Everyone can agree that after helping someone it has not only benefited them, but is has also benefited you. Why do we ignore that? Human connection is so powerful, and it can help change the separation in our culture. It can remind us that we should embrace the fact that we are all the same, yet celebrate the things that make us different. We live in fear of feeling sad, or guilty that someone is suffering somewhere else. So we just don’t acknowledge it. Like we did as children, acting as if it does not exist. As we grow up we can no longer be our selfish, child-selves.

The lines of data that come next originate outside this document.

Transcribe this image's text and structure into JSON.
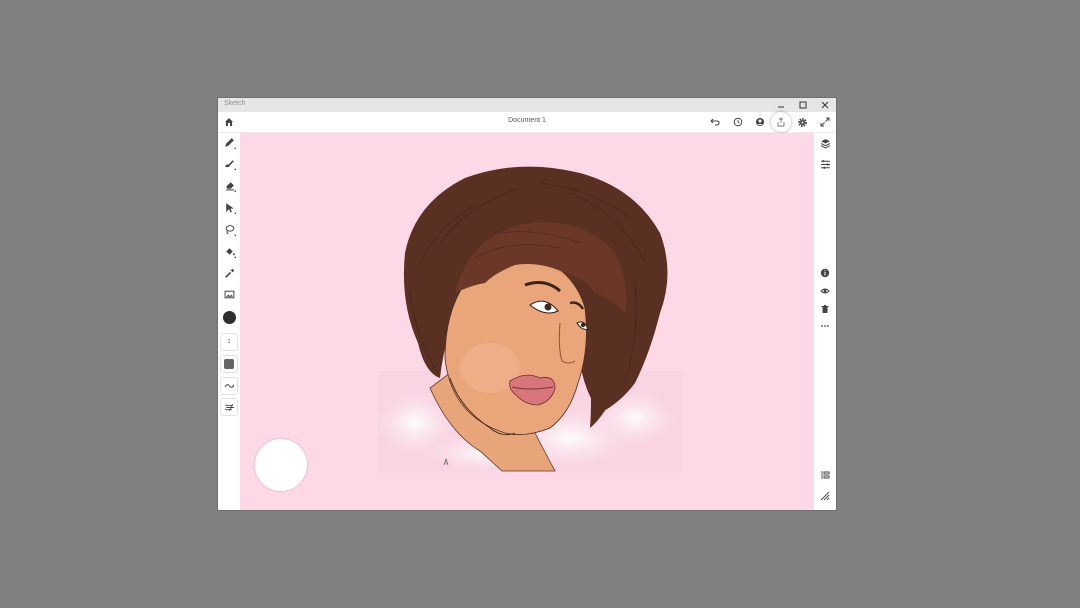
{
  "app": {
    "title": "Sketch"
  },
  "window_controls": {
    "minimize": "—",
    "maximize": "☐",
    "close": "✕"
  },
  "document": {
    "title": "Document 1"
  },
  "toolbar": {
    "icons": [
      "home-icon",
      "undo-icon",
      "timelapse-icon",
      "account-icon",
      "share-icon",
      "settings-icon",
      "fullscreen-icon"
    ]
  },
  "tools": {
    "icons": [
      "pencil-icon",
      "brush-icon",
      "eraser-icon",
      "select-arrow-icon",
      "lasso-icon",
      "fill-icon",
      "eyedropper-icon",
      "image-icon",
      "color-swatch",
      "brush-size",
      "opacity",
      "smoothing-icon",
      "pressure-icon"
    ],
    "brush_size_value": "1",
    "color": "#2e2e2e"
  },
  "layers_panel": {
    "icons": [
      "layers-icon",
      "layer-properties-icon",
      "info-icon",
      "visibility-icon",
      "delete-icon",
      "more-icon",
      "merge-icon",
      "resize-icon"
    ]
  },
  "colors": {
    "canvas_bg": "#fdd8e6",
    "hair": "#5a3022",
    "skin": "#e8a67a",
    "lips": "#d9767c"
  }
}
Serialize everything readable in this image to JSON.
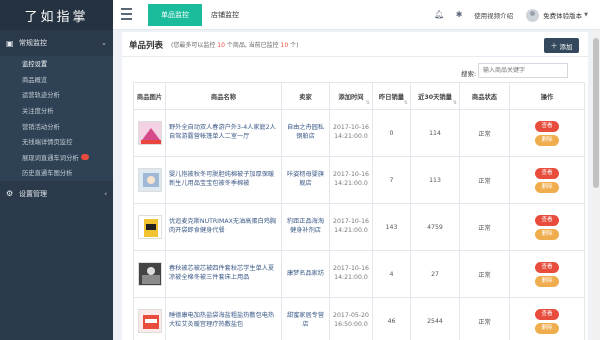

As we go out into the world we start to affect others, and we have an unspoken responsibility to create a positive impact. If something you see or read causes you to have an emotional reaction, listen to it. If you choose to ignore that feeling due to the common fear, change will not occur. We need to help each other, we all occupy this same space, and everyone has value. We can no longer fear the unknown under the assumption that if we cage it, it can’t hurt us. You will never be able to cage the unknown, it will cage you. Engulfing you into its opaque walls, sucking the ability to experience from your lungs. We were not designed to grow up and remain as selfish children, thus, we should not act like so. In order to progress as a society we need to feel the pain so we can recognize when it’s gone. Get out there, help someone, feel not only for yourself, but for others. Let us regain our humanity.